Live The Dream
Wiiija / Beggars Banquet
By: Eric G.
If Fatboy Slim hadn’t already cornered the market on stoopid beats and funky samples, Sgt. Rock might be sitting on a commercial goldmine, but, as it turns out, he’s about two years too late. This type of techno party jam funk had long since lost its appeal by the time that “skankin’” Nike ad had aired for the millionth time. I understand the theory of repetition in music- make it sink in so that it’s remembered easily- but Sgt. Rock rides the same lame-ass beats and samples until you’re willing to do anything to make it all stop. Remember what commercial techno sounded like in the late eighties/early nineties? Divas moaning over thin, forgettable keyboard samples and cheesy beats? Evidently, Sgt. Rock has a soft spot for C&C Music Factory and Technotronic.

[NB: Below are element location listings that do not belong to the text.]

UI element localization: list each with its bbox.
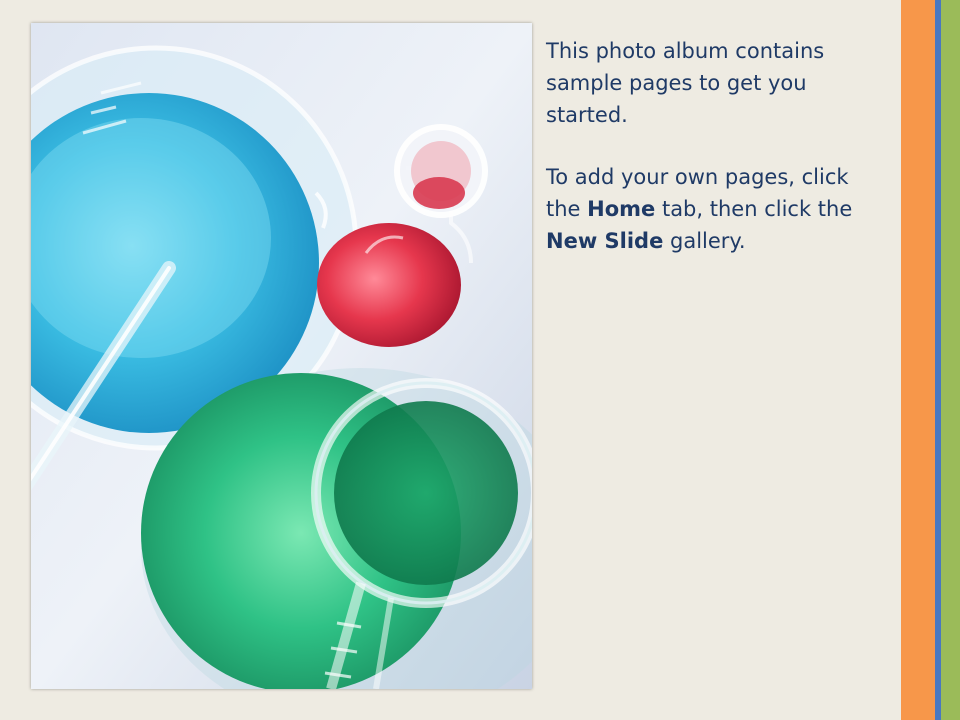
caption-instructions: To add your own pages, click the Home ta… [546, 161, 876, 257]
caption-intro: This photo album contains sample pages t… [546, 39, 825, 127]
lab-glassware-photo [31, 23, 532, 689]
caption-instructions-part2: tab, then click the [655, 197, 853, 221]
new-slide-reference: New Slide [546, 229, 664, 253]
caption-instructions-part3: gallery. [663, 229, 746, 253]
photo-caption: This photo album contains sample pages t… [546, 35, 876, 287]
photo-illustration [31, 23, 532, 689]
slide: This photo album contains sample pages t… [0, 0, 960, 720]
orange-accent-stripe [901, 0, 935, 720]
home-tab-reference: Home [587, 197, 656, 221]
green-accent-stripe [941, 0, 960, 720]
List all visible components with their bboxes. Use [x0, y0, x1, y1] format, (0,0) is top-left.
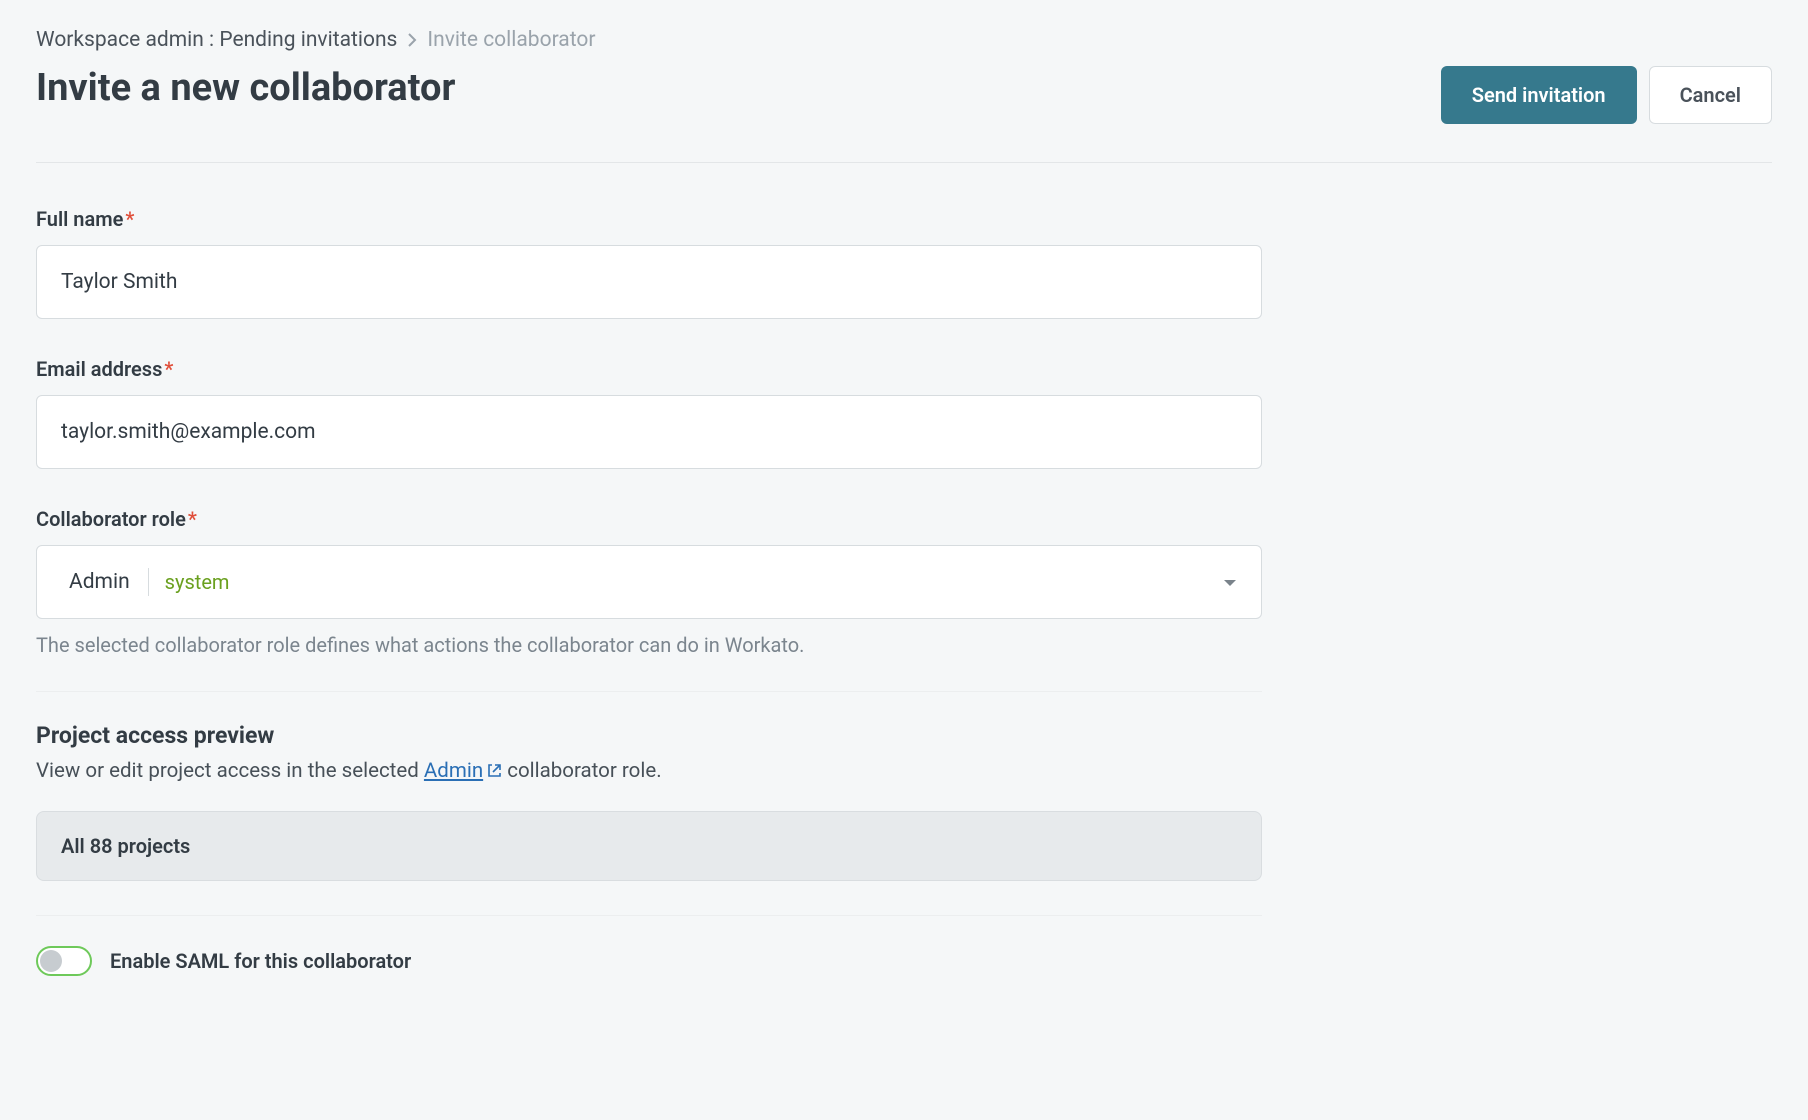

There is no question that Sgt. Rock designed his music for a party atmosphere, but his blatant plea for acceptance from the suits who decide which songs go on the next teen flick soundtrack is almost sad. He makes Fatboy Slim look like an underground God. “Rock The Biscuit” is a prime example of pointless indulgence. It’s so calculatedly light-hearted and “fun” that it’s the musical equivalent of sucking on a bottle of syrup. I could almost even live with the “dope” song titles like “Yeah Word Party” and Deeper ‘N’ Deffer” if the music didn’t sound like pale, watered down Parliament Funkadelic through the eyes of a very white DJ.